Aa.Vv., Qua la Penna! Autrici e Art director nel Fumetto italiano (1908-2018), 208 pp., Accademia Rovetana degli Agiati-ComicOut 2020, € 14,90

Arriva in libreria il nuovo libro ComicOut dedicato alle donne del Fumetto italiano.
Ogni due anni l’Accademia Roveretana degli Agiati organizza un convegno di studi sul Fumetto. Nell’autunno 2018 il tema è stato appunto la presenza di autrici, disegnatrici, editor, direttrici: le donne nel Fumetto italiano dalle origini ad oggi.
È un tema di cui si parla pensando troppo solo al presente, quando le figure femminili sono arrivate ad essere presenza importante nel mondo delle strisce. Manca uno studio storico che evidenzi le non molte, ma importantissime donne del fumetto e dell’editoria del 900, a partire da Paola Lombroso (nella foto in apertura) che fu la prima a immaginare e a elaborare il progetto del Corriere dei Piccoli, notoriamente la prima rivista di fumetti in Italia.
Le editrici e direttrici che hanno fatto la storia del Fumetto sono molte, e hanno segnato le più importanti produzioni autoctone, Tea Bonelli, moglie ed editrice del creatore di Tex, e le sorelle Giussani, creatrici ed editrici di Diabolik. Al convegno ha partecipato con memorie ed esperienze Fulvia Serra, art director e direttrice di Linus.

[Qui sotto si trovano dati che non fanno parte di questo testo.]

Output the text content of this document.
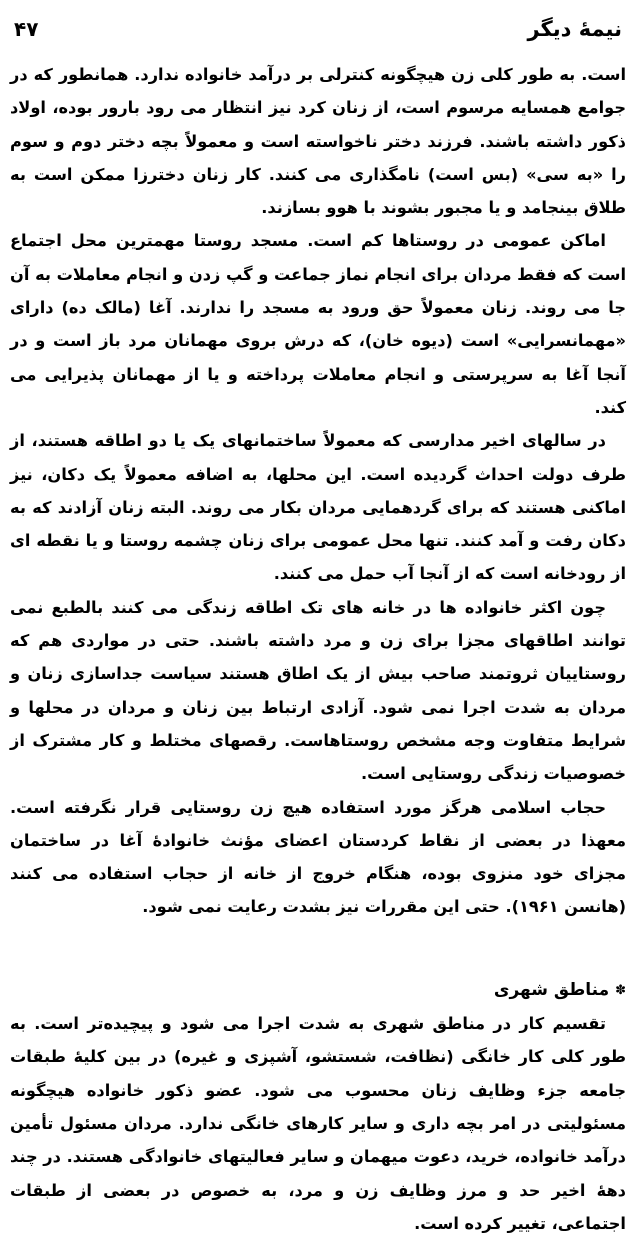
۴۷	نیمهٔ دیگر

است. به طور کلی زن هیچگونه کنترلی بر درآمد خانواده ندارد. همانطور که در جوامع همسایه مرسوم است، از زنان کرد نیز انتظار می رود بارور بوده، اولاد ذکور داشته باشند. فرزند دختر ناخواسته است و معمولاً بچه دختر دوم و سوم را «به سی» (بس است) نامگذاری می کنند. کار زنان دخترزا ممکن است به طلاق بینجامد و یا مجبور بشوند با هوو بسازند.

اماکن عمومی در روستاها کم است. مسجد روستا مهمترین محل اجتماع است که فقط مردان برای انجام نماز جماعت و گپ زدن و انجام معاملات به آن جا می روند. زنان معمولاً حق ورود به مسجد را ندارند. آغا (مالک ده) دارای «مهمانسرایی» است (دیوه خان)، که درش بروی مهمانان مرد باز است و در آنجا آغا به سرپرستی و انجام معاملات پرداخته و یا از مهمانان پذیرایی می کند.

در سالهای اخیر مدارسی که معمولاً ساختمانهای یک یا دو اطاقه هستند، از طرف دولت احداث گردیده است. این محلها، به اضافه معمولاً یک دکان، نیز اماکنی هستند که برای گردهمایی مردان بکار می روند. البته زنان آزادند که به دکان رفت و آمد کنند. تنها محل عمومی برای زنان چشمه روستا و یا نقطه ای از رودخانه است که از آنجا آب حمل می کنند.

چون اکثر خانواده ها در خانه های تک اطاقه زندگی می کنند بالطبع نمی توانند اطاقهای مجزا برای زن و مرد داشته باشند. حتی در مواردی هم که روستاییان ثروتمند صاحب بیش از یک اطاق هستند سیاست جداسازی زنان و مردان به شدت اجرا نمی شود. آزادی ارتباط بین زنان و مردان در محلها و شرایط متفاوت وجه مشخص روستاهاست. رقصهای مختلط و کار مشترک از خصوصیات زندگی روستایی است.

حجاب اسلامی هرگز مورد استفاده هیچ زن روستایی قرار نگرفته است. معهذا در بعضی از نقاط کردستان اعضای مؤنث خانوادهٔ آغا در ساختمان مجزای خود منزوی بوده، هنگام خروج از خانه از حجاب استفاده می کنند (هانسن ۱۹۶۱). حتی این مقررات نیز بشدت رعایت نمی شود.

✽
مناطق شهری

تقسیم کار در مناطق شهری به شدت اجرا می شود و پیچیده‌تر است. به طور کلی کار خانگی (نظافت، شستشو، آشپزی و غیره) در بین کلیهٔ طبقات جامعه جزء وظایف زنان محسوب می شود. عضو ذکور خانواده هیچگونه مسئولیتی در امر بچه داری و سایر کارهای خانگی ندارد. مردان مسئول تأمین درآمد خانواده، خرید، دعوت میهمان و سایر فعالیتهای خانوادگی هستند. در چند دههٔ اخیر حد و مرز وظایف زن و مرد، به خصوص در بعضی از طبقات اجتماعی، تغییر کرده است.
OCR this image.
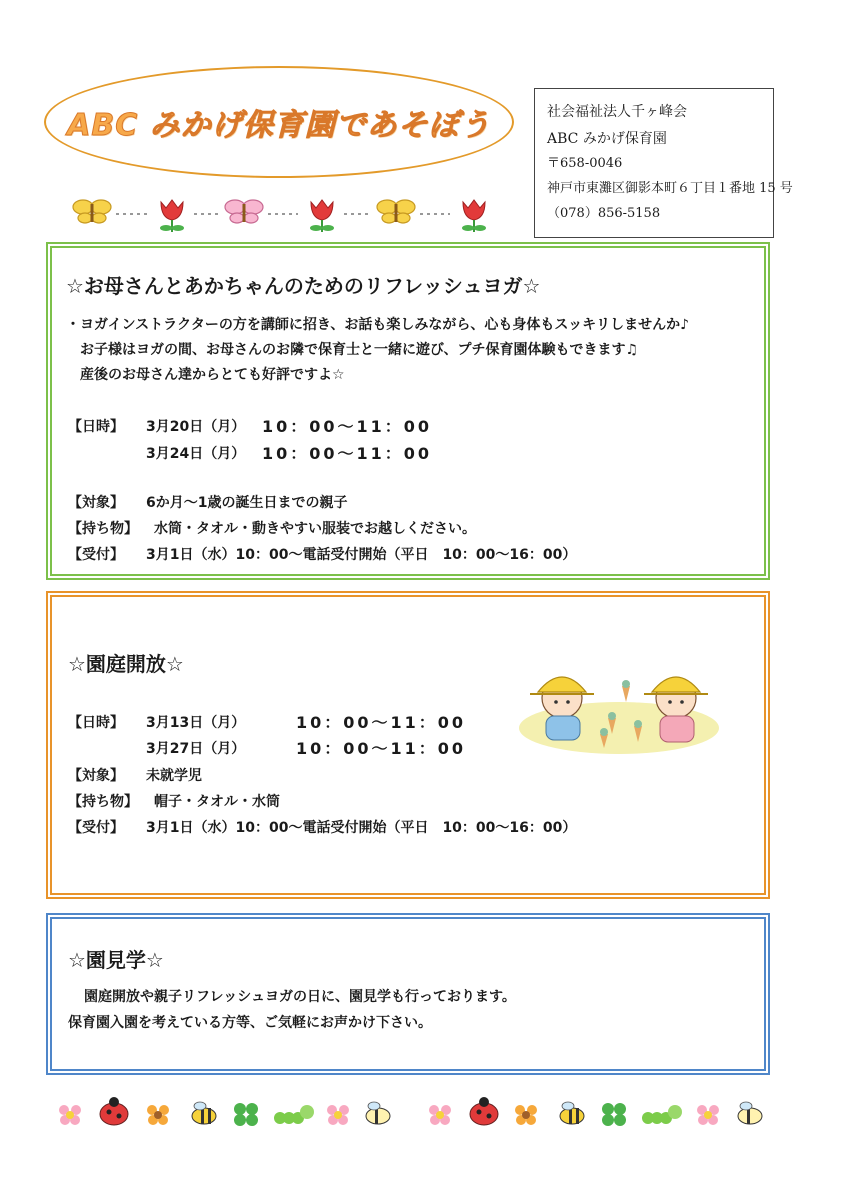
ABC みかげ保育園であそぼう	社会福祉法人千ヶ峰会
ABC みかげ保育園
〒658-0046
神戸市東灘区御影本町６丁目１番地 15 号
（078）856-5158
☆お母さんとあかちゃんのためのリフレッシュヨガ☆
・ヨガインストラクターの方を講師に招き、お話も楽しみながら、心も身体もスッキリしませんか♪
お子様はヨガの間、お母さんのお隣で保育士と一緒に遊び、プチ保育園体験もできます♫
産後のお母さん達からとても好評ですよ☆
【日時】 3月20日（月） 10：00～11：00
3月24日（月） 10：00～11：00
【対象】 6か月～1歳の誕生日までの親子
【持ち物】 水筒・タオル・動きやすい服装でお越しください。
【受付】 3月1日（水）10：00～電話受付開始（平日　10：00～16：00）
☆園庭開放☆
【日時】 3月13日（月）	10：00～11：00
3月27日（月）	10：00～11：00
【対象】 未就学児
【持ち物】 帽子・タオル・水筒
【受付】 3月1日（水）10：00～電話受付開始（平日　10：00～16：00）
☆園見学☆
園庭開放や親子リフレッシュヨガの日に、園見学も行っております。
保育園入園を考えている方等、ご気軽にお声かけ下さい。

Con l’intervento di Paola Pallottino, storica e autrice del recentissimo e fondamentale volume sulle illustratrici italiane, viene analizzato l’apporto delle firme femminili dalle origini.
Si passa poi alla generazione del dopoguerra, tra cui spiccano, rara avis, Lina Buffolente e soprattutto Grazia Nidasio, indiscussa Maestra del Fumetto.
Negli anni Settanta «arrivano le ragazze», come scrive Cinzia Ghigliano. Le autrici raccontano avventura, politica e la condizione femminile, si guarda anche alla Francia, e da noi nascono riviste come Strix e Aspirina.
Un graduale aumento di firme femminili negli anni Ottanta, firme che ancora oggi sono importanti e attivissime, da Silvia Ziche a Gabriella Giandelli, a Vanna Vinci.
Disegnatrici trovano spazio anche in un settore storicamente maschile come i fumetti d’avventura della Sergio Bonelli Editore, è Legs l’eroina di fantascienza che accoglie penne di giovani autrici. Ma anche la grande casa Disney, con influenze manga, accoglie sempre più “ragazze”.
Certamente l’aumento di lettrici, e conseguentemente di autrici, è proprio dovuto ad anime e manga. Negli anni 2000, con l’avvento del graphic novel e dei volume in libreria, il Fumetto ha una nuova impennata, e le autrici oggi sono una poderosa presenza.

Qua la penna! raccoglie gli atti del convegno, sotto la cura degli organizzatori e con un ricco apparato di immagini e bibliografico.
Una vera chicca le lettere di Paola Lombroso in cui progetta la sua nuova rivista, ma anche le vignette mai pubblicate, dedicate alla direttrice Fulvia Serra da autori e autrici e un importante intervento di Patricia Martinelli, che rivela un inedito dietro le quinte di Diabolik.